Carver is gobsmacked when Major reappears a year later, having been brought back to life as a cyborg. He looks, sounds and behaves just like the old Major. In other words, he’s still a knob.

But now, he’s a knob whose AI implants are malfunctioning. He’s clumsy, clueless, accident prone, his instincts for police work have deserted him and a large chunk of his memory has gone AWOL too.

Another terrific actor, Anna Maxwell Martin, completes a Line of Duty guest-star hat trick as Major’s shell-shocked wife.

It’s way too early to reveal more about Code 404, which is written by Daniel Peak (Horrible Histories, Not Going Out), except to say it’s a bit like The Professionals crossed with The Six Million Dollar Man — whose “we can rebuild him” sequence is spoofed in the first episode — but with delightfully daft dialogue and lots of slapstick.

It’s certainly a major upgrade (pun fully intended) on previous series featuring human-and-robot cop pairings. Admittedly, the standard of this small sub-genre isn’t exactly high.

Childish mid-70s American sitcom Holmes and Yoyo, starring Richard B Shull as hapless detective Alexander Holmes, who’s assigned a big, dumb android partner called Gregory ‘Yoyo’ Yoyonovich (John Schuck), is one of the worst series ever produced. That’s not just my opinion.

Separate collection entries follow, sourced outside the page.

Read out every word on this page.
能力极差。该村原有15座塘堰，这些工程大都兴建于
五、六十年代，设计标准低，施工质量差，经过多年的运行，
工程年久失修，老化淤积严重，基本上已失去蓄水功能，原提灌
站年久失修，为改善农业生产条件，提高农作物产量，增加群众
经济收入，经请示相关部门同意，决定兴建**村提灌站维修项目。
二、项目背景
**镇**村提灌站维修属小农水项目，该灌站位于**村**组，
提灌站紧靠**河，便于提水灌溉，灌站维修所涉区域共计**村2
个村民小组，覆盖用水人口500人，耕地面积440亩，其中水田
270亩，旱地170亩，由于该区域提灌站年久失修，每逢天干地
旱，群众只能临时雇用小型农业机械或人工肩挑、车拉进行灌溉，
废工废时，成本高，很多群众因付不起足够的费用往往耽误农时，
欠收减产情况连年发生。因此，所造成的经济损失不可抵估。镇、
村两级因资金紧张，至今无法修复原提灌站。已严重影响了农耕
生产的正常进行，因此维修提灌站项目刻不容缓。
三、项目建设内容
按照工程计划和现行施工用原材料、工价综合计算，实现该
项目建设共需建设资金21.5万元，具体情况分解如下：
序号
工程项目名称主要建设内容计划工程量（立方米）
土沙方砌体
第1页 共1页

American magazine TV Guide placed it at 33 on its list of the 50 worst ever TV shows, wedged between something called Co-Ed Fever and Alexander the Great, a 1963 TV movie starring William Shatner.

Holmes and Yoyo bit the dust after 13 miserably unfunny episodes. Undaunted, in the same year (1977), the same network, ABC, quickly commissioned a different series, Future Cop, which used exactly the same premise, only this time it was more drama than comedy.

This one saw veteran street cop Joe Cleaver (Ernest Borgnine) saddled with an annoying android partner played by Michael J Shannon (not to be confused with the other Michael Shannon, who was only three years old at the time). Future Cop was equally terrible and even less successful, tanking after just seven episodes.

Amazingly, US television went back to the same well a third time — 1999’s Mann & Machine, in which the cyborg cop was a woman — and then a fourth, for 2013’s Almost Human.

Ironically, that last one was excellent, but was nonetheless cancelled after one season by Fox, the network where good series go to die. Code 404 deserves a longer lifespan.

Code 404 is on Sky 1 and NOW TV on Wednesday, April 29.